Bobby backed away. “Never mind.” There was nothing in it now for him or for anybody else. He’d made a mistake coming here, imagining he’d be believed. “Too much haste and purpose. I still got the eye. I know. That’s all. I just wanted to help.” Bobby was moving toward the door. Nobody—not O’Day, not another uniformed cop who’d just walked in from one of the offices, nobody—tried to stop him. Nobody gave a fuck. “I still got the eye,” Bobby repeated.
“Maybe you do,” said the sergeant in a patient, kind voice. But not the kind of voice he’d have used if he believed. “Maybe you do, son.”
“Not son,” Bobby said. “Don’t give me that shit.”
“Okay, I won’t.”
Bobby was out the door, down the steps, back in the night air and smells and sounds of the city. Back on the street.
Where he knew he belonged.
“That one’s not ripe,” the man said.
Zoe was in the produce department of the neighborhood grocery store, actually shopping for food this time. She put down the casaba melon she was considering and looked at the man who’d spoken to her.
My, my!
He was about average height and extremely handsome; one of those men so perfect that there was a suggestion he might be effeminate. But there was also something about this guy that said otherwise—that shouted otherwise. He was wearing an obviously expensive tan raincoat, unbuttoned to reveal a dark suit, white on white shirt, and silky red tie. A gold ring, then a gold watch, glittered as he pointed at the melon.

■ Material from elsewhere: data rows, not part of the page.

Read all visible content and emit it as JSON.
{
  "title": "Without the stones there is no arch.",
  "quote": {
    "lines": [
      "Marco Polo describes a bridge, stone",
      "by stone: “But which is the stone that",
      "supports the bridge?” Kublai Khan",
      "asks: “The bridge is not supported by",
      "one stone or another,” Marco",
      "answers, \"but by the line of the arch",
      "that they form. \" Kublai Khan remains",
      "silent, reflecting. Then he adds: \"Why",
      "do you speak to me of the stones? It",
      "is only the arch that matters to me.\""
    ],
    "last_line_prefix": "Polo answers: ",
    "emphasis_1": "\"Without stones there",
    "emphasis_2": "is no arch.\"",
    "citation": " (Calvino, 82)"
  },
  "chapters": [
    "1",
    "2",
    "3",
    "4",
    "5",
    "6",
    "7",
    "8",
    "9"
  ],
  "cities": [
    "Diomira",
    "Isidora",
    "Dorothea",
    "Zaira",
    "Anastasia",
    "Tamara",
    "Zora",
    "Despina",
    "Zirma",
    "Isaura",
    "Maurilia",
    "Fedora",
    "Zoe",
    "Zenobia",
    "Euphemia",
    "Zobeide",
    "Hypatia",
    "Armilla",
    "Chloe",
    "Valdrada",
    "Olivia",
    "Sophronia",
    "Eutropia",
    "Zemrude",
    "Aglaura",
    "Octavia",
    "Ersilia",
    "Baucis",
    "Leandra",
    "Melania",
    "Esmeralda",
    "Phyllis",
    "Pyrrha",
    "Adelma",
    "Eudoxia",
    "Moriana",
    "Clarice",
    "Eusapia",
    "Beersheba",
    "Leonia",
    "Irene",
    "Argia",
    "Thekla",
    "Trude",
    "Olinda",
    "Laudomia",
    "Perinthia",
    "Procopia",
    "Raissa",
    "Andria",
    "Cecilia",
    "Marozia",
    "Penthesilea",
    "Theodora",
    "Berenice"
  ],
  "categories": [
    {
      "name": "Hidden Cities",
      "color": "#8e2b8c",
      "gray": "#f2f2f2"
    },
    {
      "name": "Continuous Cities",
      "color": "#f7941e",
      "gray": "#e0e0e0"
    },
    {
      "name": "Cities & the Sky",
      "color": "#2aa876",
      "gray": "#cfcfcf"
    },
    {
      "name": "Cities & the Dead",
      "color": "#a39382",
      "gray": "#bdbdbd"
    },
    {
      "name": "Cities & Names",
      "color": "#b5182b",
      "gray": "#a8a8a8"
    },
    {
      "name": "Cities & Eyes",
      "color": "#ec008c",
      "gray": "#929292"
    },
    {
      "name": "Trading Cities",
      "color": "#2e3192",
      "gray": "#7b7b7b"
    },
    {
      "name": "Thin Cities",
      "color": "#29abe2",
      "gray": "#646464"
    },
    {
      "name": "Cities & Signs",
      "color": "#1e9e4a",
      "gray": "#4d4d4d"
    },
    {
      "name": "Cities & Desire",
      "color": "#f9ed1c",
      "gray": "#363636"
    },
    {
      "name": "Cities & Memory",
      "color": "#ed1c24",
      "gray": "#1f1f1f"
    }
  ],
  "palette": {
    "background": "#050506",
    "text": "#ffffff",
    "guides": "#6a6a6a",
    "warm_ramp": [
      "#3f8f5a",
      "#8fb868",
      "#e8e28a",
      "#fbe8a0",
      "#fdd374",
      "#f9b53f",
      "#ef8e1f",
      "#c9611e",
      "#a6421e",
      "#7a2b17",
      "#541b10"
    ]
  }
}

“Sorry to interrupt your melon squeezing,” he said with a great smile, “but I already tested that one.”
“I don’t resent a kind gesture,” Zoe said, scrambling to maintain her mental balance. “Kindness is what makes the world go round.”
“Don’t we all wish?”
“
Should
make the world go round,” she amended. This was a fish she didn’t want to swim away. “What I was really looking for was arugula. I’m going to a dinner party and I promised the hostess I’d buy some for the salad. I was too ashamed to tell her I didn’t know what it was. Do you have any idea what it looks like?”
He studied her with steady, calm eyes, so appraisingly, the way he might size up the produce.
His smile again, wider. “You know perfectly well what arugula is.”
Huh?
She shifted her weight from leg to leg like an embarrassed schoolgirl. “Yeah, I guess I do.”
“That’s not to say there’s nothing I could teach you,” he said, still smiling.
Zoe was grinning now. She knew this drill. “Aren’t you the bold one?”
“The realistic one. Maybe the simple one.”
“Simple?”
“When I see a woman as desirable as you, I try to get to know her better. Simple as that.”
“Suppose I’m attached, maybe married?”
“You’re not. I’ve seen you shopping in this grocery store before.”
“Alone, you mean?”
“I don’t want you to walk out of here and out of my life,” he said, ignoring her question.